The US prison system has marked a grim anniversary. This is of the decision, 30 years ago, to impose a state of indefinite lockdown at Marion penitentiary, Illinois. In essence, this involved the creation of a regime of virtually total solitary confinement.
For 22 or 23 hours each day, prisoners were confined to tiny cells. When allowed out, for exercise or a non-contact visit, their ankles and wrists were shackled and they were escorted by several guards.
The lockdown followed the murders of two correctional officers in separate incidents on the same day in October 1983. The perpetrators were two prisoners, Thomas Silverstein and Clayton Fountain, men with fearsome reputations for violence, both of whom had killed before.
The regime was widely imitated in what became known as supermax prisons. When the lockdown was eventually lifted, after almost a quarter of a century, the US rural landscape was pockmarked by hugely expensive facilities where those deemed the worst of the worst were isolated for periods previously considered unconscionable.
Capacity for
change
What became of the Marion protagonists? The subsequent careers of the individuals to whom an epidemic of penal austerity can be traced repays scrutiny. All prison systems, including the Republic’s, contain people who have done awful things, and there is often pessimism about their capacity for change. This, however, may be exaggerated.
Silverstein was transferred to another institution, where he was placed in a tiny, “no human contact” cell. He began to study the Bible and Buddhism and concentrated on yoga and his artistic endeavours insofar as this was possible. In 2005 he was moved to the supermax in Florence, Colorado, where he remains. Few prisoners have been so isolated for so long.
Craig Haney, a professor of psychology at the University of California, Santa Cruz, who has written authoritatively about the mental health consequences of solitary confinement, interviewed Silverstein and remarked upon his psychological resilience under these circumstances.
Given his age, it is scarcely credible that Silverstein poses the physical threat he did 30 years ago but the authorities have been unyielding in their response to his pleas for an amelioration of conditions and a return to congregate living.

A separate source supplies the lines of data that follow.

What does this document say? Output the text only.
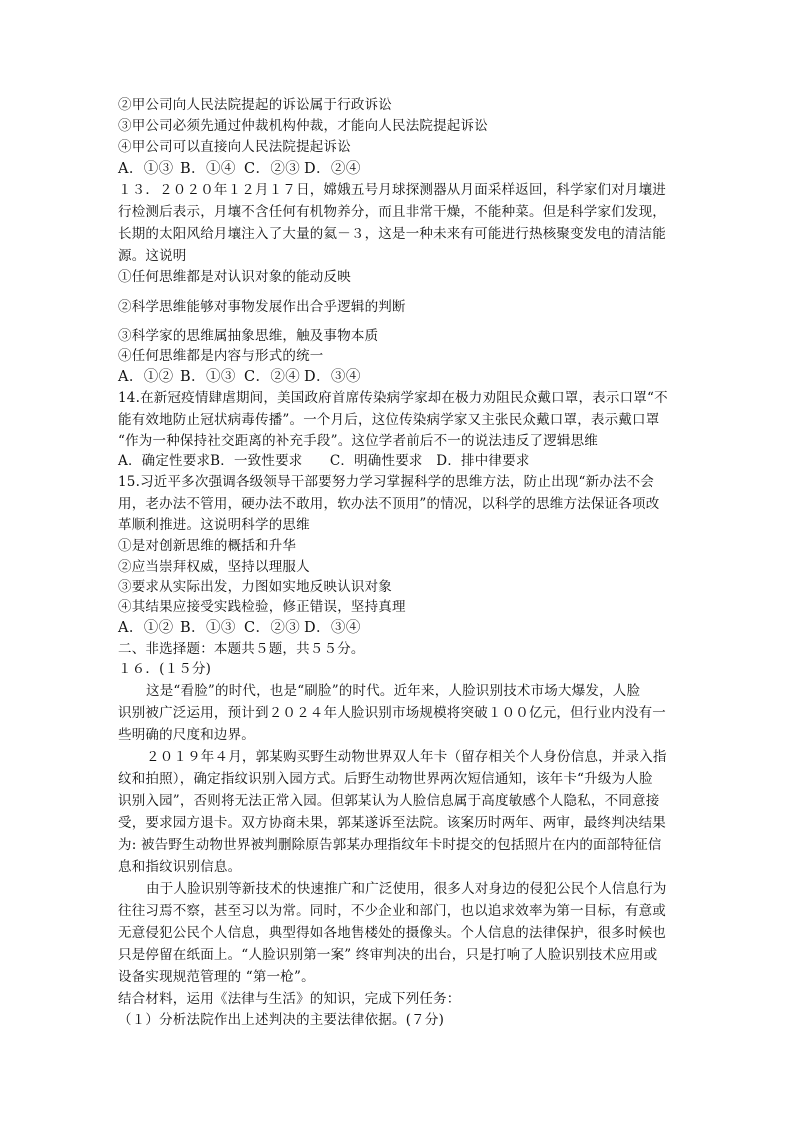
②甲公司向人民法院提起的诉讼属于行政诉讼
③甲公司必须先通过仲裁机构仲裁，才能向人民法院提起诉讼
④甲公司可以直接向人民法院提起诉讼
A．①③ B．①④ C．②③ D．②④
１３．２０２０年１２月１７日，嫦娥五号月球探测器从月面采样返回，科学家们对月壤进
行检测后表示，月壤不含任何有机物养分，而且非常干燥，不能种菜。但是科学家们发现，
长期的太阳风给月壤注入了大量的氦－３，这是一种未来有可能进行热核聚变发电的清洁能
源。这说明
①任何思维都是对认识对象的能动反映
②科学思维能够对事物发展作出合乎逻辑的判断
③科学家的思维属抽象思维，触及事物本质
④任何思维都是内容与形式的统一
A．①② B．①③ C．②④ D．③④
14.在新冠疫情肆虐期间，美国政府首席传染病学家却在极力劝阻民众戴口罩，表示口罩“不
能有效地防止冠状病毒传播”。一个月后，这位传染病学家又主张民众戴口罩，表示戴口罩
“作为一种保持社交距离的补充手段”。这位学者前后不一的说法违反了逻辑思维
A．确定性要求B．一致性要求　　C．明确性要求　D．排中律要求
15.习近平多次强调各级领导干部要努力学习掌握科学的思维方法，防止出现“新办法不会
用，老办法不管用，硬办法不敢用，软办法不顶用”的情况，以科学的思维方法保证各项改
革顺利推进。这说明科学的思维
①是对创新思维的概括和升华
②应当崇拜权威，坚持以理服人
③要求从实际出发，力图如实地反映认识对象
④其结果应接受实践检验，修正错误，坚持真理
A．①② B．①③ C．②③ D．③④
二、非选择题：本题共５题，共５５分。
１６．(１５分)
这是“看脸”的时代，也是“刷脸”的时代。近年来，人脸识别技术市场大爆发，人脸
识别被广泛运用，预计到２０２４年人脸识别市场规模将突破１００亿元，但行业内没有一
些明确的尺度和边界。
２０１９年４月，郭某购买野生动物世界双人年卡（留存相关个人身份信息，并录入指
纹和拍照），确定指纹识别入园方式。后野生动物世界两次短信通知，该年卡“升级为人脸
识别入园”，否则将无法正常入园。但郭某认为人脸信息属于高度敏感个人隐私，不同意接
受，要求园方退卡。双方协商未果，郭某遂诉至法院。该案历时两年、两审，最终判决结果
为: 被告野生动物世界被判删除原告郭某办理指纹年卡时提交的包括照片在内的面部特征信
息和指纹识别信息。
由于人脸识别等新技术的快速推广和广泛使用，很多人对身边的侵犯公民个人信息行为
往往习焉不察，甚至习以为常。同时，不少企业和部门，也以追求效率为第一目标，有意或
无意侵犯公民个人信息，典型得如各地售楼处的摄像头。个人信息的法律保护，很多时候也
只是停留在纸面上。“人脸识别第一案” 终审判决的出台，只是打响了人脸识别技术应用或
设备实现规范管理的 “第一枪”。
结合材料，运用《法律与生活》的知识，完成下列任务：
（１）分析法院作出上述判决的主要法律依据。(７分)
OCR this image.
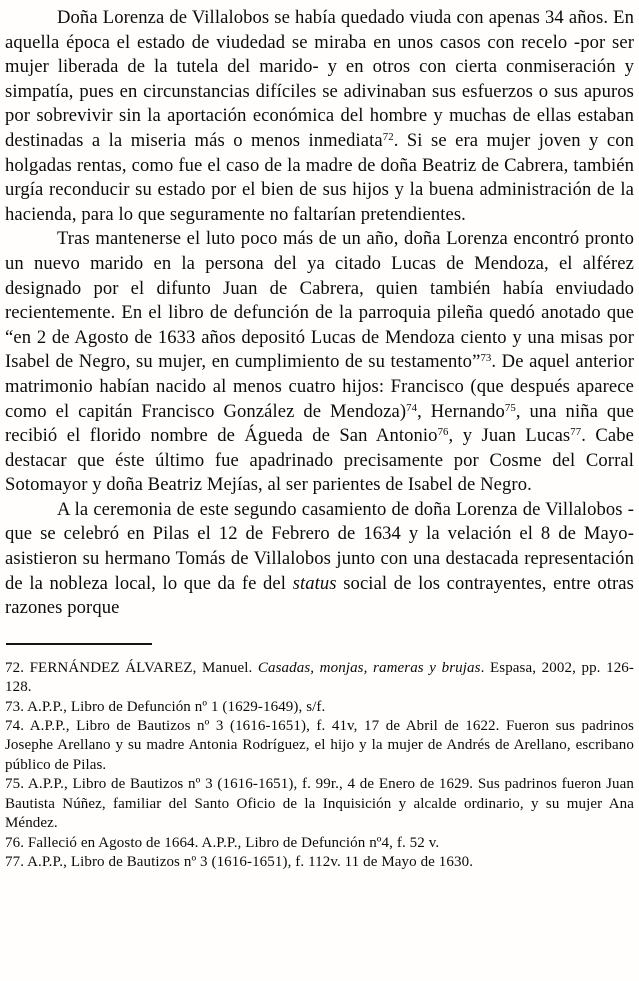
Doña Lorenza de Villalobos se había quedado viuda con apenas 34 años. En aquella época el estado de viudedad se miraba en unos casos con recelo -por ser mujer liberada de la tutela del marido- y en otros con cierta conmiseración y simpatía, pues en circunstancias difíciles se adivinaban sus esfuerzos o sus apuros por sobrevivir sin la aportación económica del hombre y muchas de ellas estaban destinadas a la miseria más o menos inmediata$^{72}$. Si se era mujer joven y con holgadas rentas, como fue el caso de la madre de doña Beatriz de Cabrera, también urgía reconducir su estado por el bien de sus hijos y la buena administración de la hacienda, para lo que seguramente no faltarían pretendientes.

Tras mantenerse el luto poco más de un año, doña Lorenza encontró pronto un nuevo marido en la persona del ya citado Lucas de Mendoza, el alférez designado por el difunto Juan de Cabrera, quien también había enviudado recientemente. En el libro de defunción de la parroquia pileña quedó anotado que “en 2 de Agosto de 1633 años depositó Lucas de Mendoza ciento y una misas por Isabel de Negro, su mujer, en cumplimiento de su testamento”$^{73}$. De aquel anterior matrimonio habían nacido al menos cuatro hijos: Francisco (que después aparece como el capitán Francisco González de Mendoza)$^{74}$, Hernando$^{75}$, una niña que recibió el florido nombre de Águeda de San Antonio$^{76}$, y Juan Lucas$^{77}$. Cabe destacar que éste último fue apadrinado precisamente por Cosme del Corral Sotomayor y doña Beatriz Mejías, al ser parientes de Isabel de Negro.

A la ceremonia de este segundo casamiento de doña Lorenza de Villalobos -que se celebró en Pilas el 12 de Febrero de 1634 y la velación el 8 de Mayo- asistieron su hermano Tomás de Villalobos junto con una destacada representación de la nobleza local, lo que da fe del status social de los contrayentes, entre otras razones porque

72. FERNÁNDEZ ÁLVAREZ, Manuel. Casadas, monjas, rameras y brujas. Espasa, 2002, pp. 126-128.

73. A.P.P., Libro de Defunción nº 1 (1629-1649), s/f.

74. A.P.P., Libro de Bautizos nº 3 (1616-1651), f. 41v, 17 de Abril de 1622. Fueron sus padrinos Josephe Arellano y su madre Antonia Rodríguez, el hijo y la mujer de Andrés de Arellano, escribano público de Pilas.

75. A.P.P., Libro de Bautizos nº 3 (1616-1651), f. 99r., 4 de Enero de 1629. Sus padrinos fueron Juan Bautista Núñez, familiar del Santo Oficio de la Inquisición y alcalde ordinario, y su mujer Ana Méndez.

76. Falleció en Agosto de 1664. A.P.P., Libro de Defunción nº4, f. 52 v.

77. A.P.P., Libro de Bautizos nº 3 (1616-1651), f. 112v. 11 de Mayo de 1630.
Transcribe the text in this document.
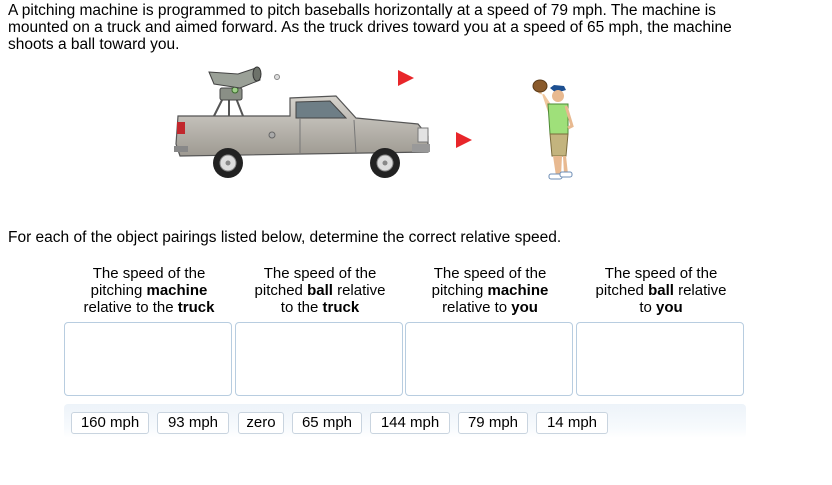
A pitching machine is programmed to pitch baseballs horizontally at a speed of 79 mph. The machine is
mounted on a truck and aimed forward. As the truck drives toward you at a speed of 65 mph, the machine
shoots a ball toward you.

For each of the object pairings listed below, determine the correct relative speed.

The speed of the
pitching machine
relative to the truck
The speed of the
pitched ball relative
to the truck
The speed of the
pitching machine
relative to you
The speed of the
pitched ball relative
to you
160 mph	93 mph	zero	65 mph	144 mph	79 mph	14 mph
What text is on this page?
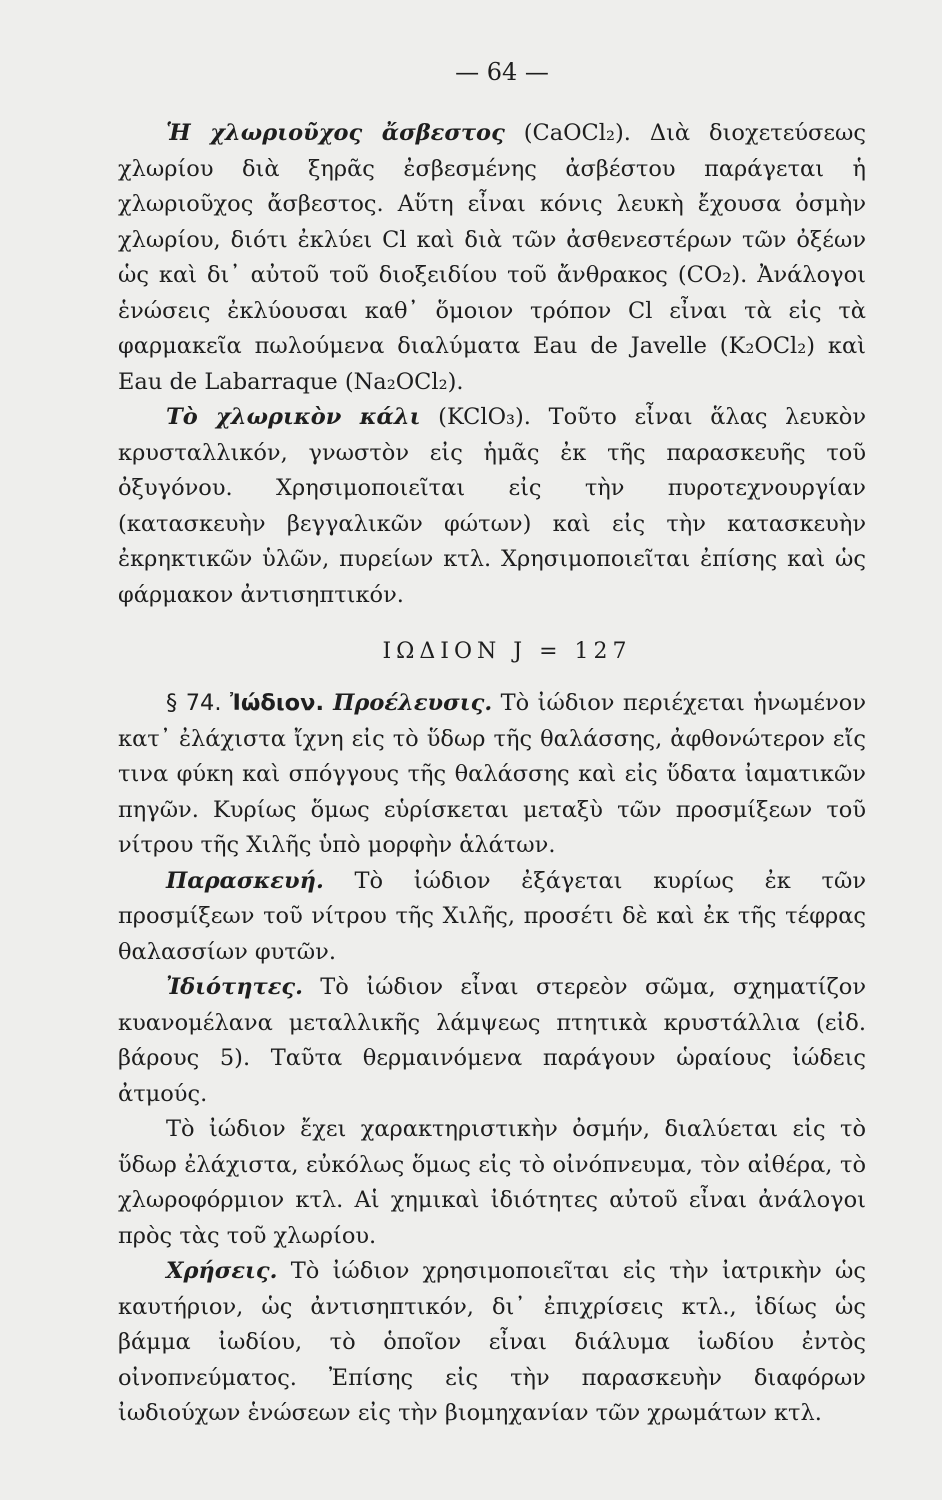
— 64 —

Ἡ χλωριοῦχος ἄσβεστος (CaOCl₂). Διὰ διοχετεύσεως χλωρίου διὰ ξηρᾶς ἐσβεσμένης ἀσβέστου παράγεται ἡ χλωριοῦχος ἄσβεστος. Αὕτη εἶναι κόνις λευκὴ ἔχουσα ὀσμὴν χλωρίου, διότι ἐκλύει Cl καὶ διὰ τῶν ἀσθενεστέρων τῶν ὀξέων ὡς καὶ δι᾿ αὐτοῦ τοῦ διοξειδίου τοῦ ἄνθρακος (CO₂). Ἀνάλογοι ἑνώσεις ἐκλύουσαι καθ᾿ ὅμοιον τρόπον Cl εἶναι τὰ εἰς τὰ φαρμακεῖα πωλούμενα διαλύματα Eau de Javelle (K₂OCl₂) καὶ Eau de Labarraque (Na₂OCl₂).

Τὸ χλωρικὸν κάλι (KClO₃). Τοῦτο εἶναι ἅλας λευκὸν κρυσταλλικόν, γνωστὸν εἰς ἡμᾶς ἐκ τῆς παρασκευῆς τοῦ ὀξυγόνου. Χρησιμοποιεῖται εἰς τὴν πυροτεχνουργίαν (κατασκευὴν βεγγαλικῶν φώτων) καὶ εἰς τὴν κατασκευὴν ἐκρηκτικῶν ὑλῶν, πυρείων κτλ. Χρησιμοποιεῖται ἐπίσης καὶ ὡς φάρμακον ἀντισηπτικόν.

ΙΩΔΙΟΝ J = 127

§ 74. Ἰώδιον. Προέλευσις. Τὸ ἰώδιον περιέχεται ἡνωμένον κατ᾿ ἐλάχιστα ἴχνη εἰς τὸ ὕδωρ τῆς θαλάσσης, ἀφθονώτερον εἴς τινα φύκη καὶ σπόγγους τῆς θαλάσσης καὶ εἰς ὕδατα ἰαματικῶν πηγῶν. Κυρίως ὅμως εὑρίσκεται μεταξὺ τῶν προσμίξεων τοῦ νίτρου τῆς Χιλῆς ὑπὸ μορφὴν ἁλάτων.

Παρασκευή. Τὸ ἰώδιον ἐξάγεται κυρίως ἐκ τῶν προσμίξεων τοῦ νίτρου τῆς Χιλῆς, προσέτι δὲ καὶ ἐκ τῆς τέφρας θαλασσίων φυτῶν.

Ἰδιότητες. Τὸ ἰώδιον εἶναι στερεὸν σῶμα, σχηματίζον κυανομέλανα μεταλλικῆς λάμψεως πτητικὰ κρυστάλλια (εἰδ. βάρους 5). Ταῦτα θερμαινόμενα παράγουν ὡραίους ἰώδεις ἀτμούς.

Τὸ ἰώδιον ἔχει χαρακτηριστικὴν ὀσμήν, διαλύεται εἰς τὸ ὕδωρ ἐλάχιστα, εὐκόλως ὅμως εἰς τὸ οἰνόπνευμα, τὸν αἰθέρα, τὸ χλωροφόρμιον κτλ. Αἱ χημικαὶ ἰδιότητες αὐτοῦ εἶναι ἀνάλογοι πρὸς τὰς τοῦ χλωρίου.

Χρήσεις. Τὸ ἰώδιον χρησιμοποιεῖται εἰς τὴν ἰατρικὴν ὡς καυτήριον, ὡς ἀντισηπτικόν, δι᾿ ἐπιχρίσεις κτλ., ἰδίως ὡς βάμμα ἰωδίου, τὸ ὁποῖον εἶναι διάλυμα ἰωδίου ἐντὸς οἰνοπνεύματος. Ἐπίσης εἰς τὴν παρασκευὴν διαφόρων ἰωδιούχων ἑνώσεων εἰς τὴν βιομηχανίαν τῶν χρωμάτων κτλ.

Fountain was moved to an isolation chamber in the medical centre for federal prisoners in Springfield, Missouri, where he remained until his death in 2004. Out of loyalty to their murdered colleagues, the staff ensured the solitude of his confinement was as complete as they could make it.
Monastic lifestyle
Fountain fundamentally recast his situation. Under the guidance of Fr W Paul Jones, who later wrote a book about him, he followed a daily regime of prayer and study. His cell became a hermitage and within tight physical constraints he attempted to pursue a monastic lifestyle. He was accepted as a family brother by the Cistercian community at nearby Assumption Abbey on the basis that he would live in prison under the rule of St Benedict, wearing a monk's habit and hood.
As it transpired, the vote to accept him was taken posthumously: Fountain had died of a heart attack the previous week. A white cross bearing his name was placed in the abbey cemetery in his memory.
Silverstein and Fountain have enhanced our understanding of how men cope with protracted, involuntary solitude. Denied meaningful human interaction for decades, they were thrown back on their internal resources. When they brought their murderous careers to a dreadful culmination they forfeited human contact as well as any prospect of liberty.
The adverse mental health consequences of prolonged solitary confinement are widely acknowledged. Anxiety, lethargy, insomnia, rage and hallucinations are common. To carry on day after unchanging, lonely day requires steely determination and a radical reappraisal of the situation. Silverstein chose yoga, art and litigation as his props for life. Fountain opted for Christian monasticism. Both refrained from violence.
These were men who, however warped by external circumstances, however barbarous their prior conduct and however compromised they may have been psychologically, managed to retain a vestige of humanity.
The lesson is that people can survive harsh treatment, some- times damaged, bitter and terrifyingly angry (as Fountain and Silverstein were at Marion) and sometimes damaged but anxiously reconciled to their lot (as Silverstein and Fountain became).
There is a redemption story to be heard here if those charged with prison policy are prepared to listen.
Ian O’Donnell is professor of criminology at University College Dublin. He is writing a book about how prisoners cope with isolation.